Chicago White Sox – No. 77
- Shortstop / Coach
- Born: August 15, 1991 (age 34) Arden, North Carolina
- Bats: SwitchThrows: Right

= Joel McKeithan =

American baseball coach (born 1991)

Joel Michael McKeithan (born August 15, 1991) is an American professional baseball coach. He is the assistant hitting coach for the Chicago White Sox and was the former primary hitting coach for Cincinnati Reds of Major League Baseball. He is married to Rachel McKeithan, formally Rachel Rolband.

==Career==
McKeithan graduated from T. C. Roberson High School in Asheville, North Carolina. He enrolled at Vanderbilt University and played college baseball for the Vanderbilt Commodores. In the summer of 2013, he played for the Newport Gulls in the New England Collegiate Baseball League and was named an all-star. He transferred to North Carolina State University and finished his college baseball career with the NC State Wolfpack.

In 2019, McKeithan served as a minor league hitting coach for the Williamsport Crosscutters, a farm team in the Philadelphia Phillies organization. He was the minor league hitting coordinator for the Detroit Tigers for the 2021 season.

After the 2021 season, the Cincinnati Reds hired McKeithan to their major league coaching staff as their assistant hitting coach.
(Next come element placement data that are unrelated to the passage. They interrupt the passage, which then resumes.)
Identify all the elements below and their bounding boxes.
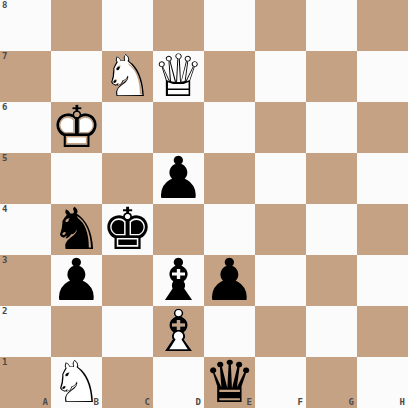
square-g3[interactable] [306,255,357,306]
square-a8[interactable]: 8 [0,0,51,51]
square-f3[interactable] [255,255,306,306]
square-h7[interactable] [357,51,408,102]
square-b3[interactable]: ♟ [51,255,102,306]
square-c1[interactable]: C [102,357,153,408]
square-a3[interactable]: 3 [0,255,51,306]
square-b1[interactable]: B♞♘ [51,357,102,408]
square-h1[interactable]: H [357,357,408,408]
pawn-glyph: ♟ [204,255,255,306]
piece-black-king[interactable]: ♚ [102,204,153,255]
piece-black-pawn[interactable]: ♟ [204,255,255,306]
square-a5[interactable]: 5 [0,153,51,204]
rank-label-1: 1 [2,358,7,367]
square-e6[interactable] [204,102,255,153]
square-b8[interactable] [51,0,102,51]
king-glyph: ♔ [51,102,102,153]
rank-label-4: 4 [2,205,7,214]
square-f5[interactable] [255,153,306,204]
rank-label-8: 8 [2,1,7,10]
piece-black-pawn[interactable]: ♟ [153,153,204,204]
square-b6[interactable]: ♚♔ [51,102,102,153]
piece-white-queen[interactable]: ♛♕ [153,51,204,102]
rank-label-5: 5 [2,154,7,163]
pawn-glyph: ♟ [51,255,102,306]
square-e1[interactable]: E♛ [204,357,255,408]
square-a2[interactable]: 2 [0,306,51,357]
piece-black-pawn[interactable]: ♟ [51,255,102,306]
square-h6[interactable] [357,102,408,153]
square-g8[interactable] [306,0,357,51]
piece-black-queen[interactable]: ♛ [204,357,255,408]
square-f4[interactable] [255,204,306,255]
file-label-d: D [196,398,201,407]
rank-label-2: 2 [2,307,7,316]
square-e3[interactable]: ♟ [204,255,255,306]
file-label-h: H [400,398,405,407]
square-h4[interactable] [357,204,408,255]
square-g1[interactable]: G [306,357,357,408]
square-c4[interactable]: ♚ [102,204,153,255]
square-f1[interactable]: F [255,357,306,408]
knight-glyph: ♘ [51,357,102,408]
square-d7[interactable]: ♛♕ [153,51,204,102]
square-g7[interactable] [306,51,357,102]
square-c2[interactable] [102,306,153,357]
queen-glyph: ♕ [153,51,204,102]
square-h5[interactable] [357,153,408,204]
square-g5[interactable] [306,153,357,204]
square-g2[interactable] [306,306,357,357]
queen-glyph: ♛ [204,357,255,408]
knight-glyph: ♘ [102,51,153,102]
king-glyph: ♚ [102,204,153,255]
chess-board: 87♞♘♛♕6♚♔5♟4♞♚3♟♝♟2♝♗1AB♞♘CDE♛FGH [0,0,408,408]
square-f6[interactable] [255,102,306,153]
square-a4[interactable]: 4 [0,204,51,255]
square-d2[interactable]: ♝♗ [153,306,204,357]
pawn-glyph: ♟ [153,153,204,204]
rank-label-7: 7 [2,52,7,61]
square-c7[interactable]: ♞♘ [102,51,153,102]
square-h3[interactable] [357,255,408,306]
square-a7[interactable]: 7 [0,51,51,102]
rank-label-3: 3 [2,256,7,265]
square-e5[interactable] [204,153,255,204]
square-f8[interactable] [255,0,306,51]
piece-white-king[interactable]: ♚♔ [51,102,102,153]
square-g6[interactable] [306,102,357,153]
square-a6[interactable]: 6 [0,102,51,153]
square-g4[interactable] [306,204,357,255]
bishop-glyph: ♗ [153,306,204,357]
file-label-a: A [43,398,48,407]
square-c3[interactable] [102,255,153,306]
square-c6[interactable] [102,102,153,153]
square-f2[interactable] [255,306,306,357]
square-e7[interactable] [204,51,255,102]
square-a1[interactable]: 1A [0,357,51,408]
file-label-f: F [298,398,303,407]
piece-white-knight[interactable]: ♞♘ [51,357,102,408]
piece-white-knight[interactable]: ♞♘ [102,51,153,102]
file-label-g: G [349,398,354,407]
square-f7[interactable] [255,51,306,102]
square-d1[interactable]: D [153,357,204,408]
rank-label-6: 6 [2,103,7,112]
square-d5[interactable]: ♟ [153,153,204,204]
square-e8[interactable] [204,0,255,51]
square-h8[interactable] [357,0,408,51]
square-h2[interactable] [357,306,408,357]
file-label-c: C [145,398,150,407]
piece-white-bishop[interactable]: ♝♗ [153,306,204,357]
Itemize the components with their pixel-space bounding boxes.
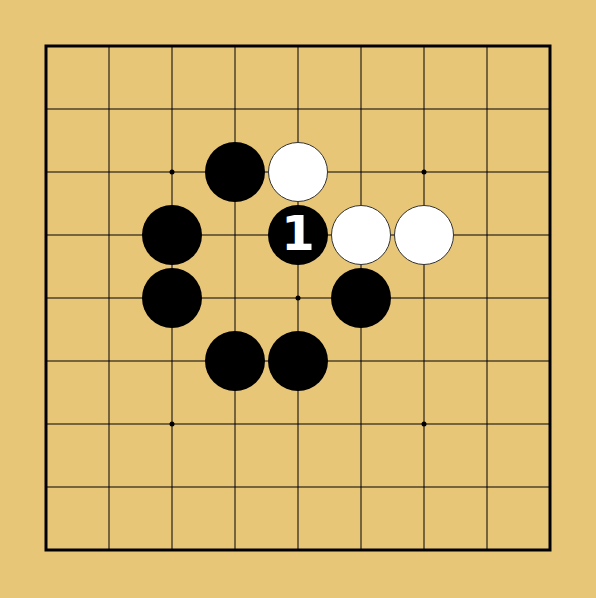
intersection-A5[interactable] [15,267,78,330]
white-stone [331,205,391,265]
go-board-diagram: 1 [0,0,596,598]
intersection-C4[interactable] [141,330,204,393]
black-stone [268,331,328,391]
black-stone [331,268,391,328]
intersection-E6[interactable]: 1 [267,204,330,267]
intersection-F1[interactable] [330,519,393,582]
intersection-J5[interactable] [519,267,582,330]
black-stone [205,331,265,391]
intersection-E2[interactable] [267,456,330,519]
intersection-F9[interactable] [330,15,393,78]
intersection-G3[interactable] [393,393,456,456]
intersection-G5[interactable] [393,267,456,330]
intersection-D9[interactable] [204,15,267,78]
move-number-label: 1 [281,209,314,257]
intersection-H2[interactable] [456,456,519,519]
intersection-A2[interactable] [15,456,78,519]
intersection-H5[interactable] [456,267,519,330]
intersection-B3[interactable] [78,393,141,456]
intersection-J4[interactable] [519,330,582,393]
intersection-F3[interactable] [330,393,393,456]
intersection-C8[interactable] [141,78,204,141]
intersection-H4[interactable] [456,330,519,393]
intersection-D8[interactable] [204,78,267,141]
intersection-E3[interactable] [267,393,330,456]
intersection-J7[interactable] [519,141,582,204]
intersection-G1[interactable] [393,519,456,582]
intersection-E4[interactable] [267,330,330,393]
intersection-G4[interactable] [393,330,456,393]
intersection-D6[interactable] [204,204,267,267]
black-stone [142,205,202,265]
intersection-A6[interactable] [15,204,78,267]
white-stone [268,142,328,202]
intersection-B4[interactable] [78,330,141,393]
intersection-H1[interactable] [456,519,519,582]
intersection-J8[interactable] [519,78,582,141]
intersection-D5[interactable] [204,267,267,330]
intersection-A9[interactable] [15,15,78,78]
intersection-E1[interactable] [267,519,330,582]
intersection-B6[interactable] [78,204,141,267]
intersection-G2[interactable] [393,456,456,519]
intersection-E9[interactable] [267,15,330,78]
intersection-F2[interactable] [330,456,393,519]
intersection-D7[interactable] [204,141,267,204]
intersection-C7[interactable] [141,141,204,204]
intersection-F7[interactable] [330,141,393,204]
intersection-E8[interactable] [267,78,330,141]
intersection-G7[interactable] [393,141,456,204]
intersection-D3[interactable] [204,393,267,456]
intersection-C3[interactable] [141,393,204,456]
intersection-J6[interactable] [519,204,582,267]
intersection-E7[interactable] [267,141,330,204]
intersection-D1[interactable] [204,519,267,582]
intersection-J9[interactable] [519,15,582,78]
black-stone [142,268,202,328]
intersection-C9[interactable] [141,15,204,78]
intersection-B1[interactable] [78,519,141,582]
intersection-J3[interactable] [519,393,582,456]
intersection-B8[interactable] [78,78,141,141]
intersection-D2[interactable] [204,456,267,519]
intersection-G9[interactable] [393,15,456,78]
intersection-G6[interactable] [393,204,456,267]
intersection-A4[interactable] [15,330,78,393]
intersection-F4[interactable] [330,330,393,393]
intersection-H9[interactable] [456,15,519,78]
intersection-J1[interactable] [519,519,582,582]
intersection-G8[interactable] [393,78,456,141]
intersection-H6[interactable] [456,204,519,267]
intersection-C1[interactable] [141,519,204,582]
intersection-B2[interactable] [78,456,141,519]
intersection-J2[interactable] [519,456,582,519]
intersection-F5[interactable] [330,267,393,330]
intersection-A3[interactable] [15,393,78,456]
black-stone-move-1: 1 [268,205,328,265]
white-stone [394,205,454,265]
intersection-A1[interactable] [15,519,78,582]
intersection-C5[interactable] [141,267,204,330]
intersection-B7[interactable] [78,141,141,204]
intersection-H7[interactable] [456,141,519,204]
intersection-H8[interactable] [456,78,519,141]
intersection-H3[interactable] [456,393,519,456]
intersection-F6[interactable] [330,204,393,267]
intersection-C6[interactable] [141,204,204,267]
intersection-B9[interactable] [78,15,141,78]
intersection-D4[interactable] [204,330,267,393]
intersection-B5[interactable] [78,267,141,330]
black-stone [205,142,265,202]
intersection-A8[interactable] [15,78,78,141]
intersection-A7[interactable] [15,141,78,204]
intersection-E5[interactable] [267,267,330,330]
intersection-F8[interactable] [330,78,393,141]
intersection-C2[interactable] [141,456,204,519]
board-intersections: 1 [15,15,582,582]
On November 29, 2022, the Reds promoted McKeithan to be their primary hitting coach for the 2023 season.

==Personal life==
His great-uncle, Tim McKeithan, pitched in MLB. His grandfather, Jerry Sr., played in the minor leagues, while his father played college baseball for NC State and UNC Charlotte. His brother, also named Tim, is a coach for the Pittsburgh Pirates organization, and his other brother, Aaron, plays in the minor leagues for the Cardinals organization.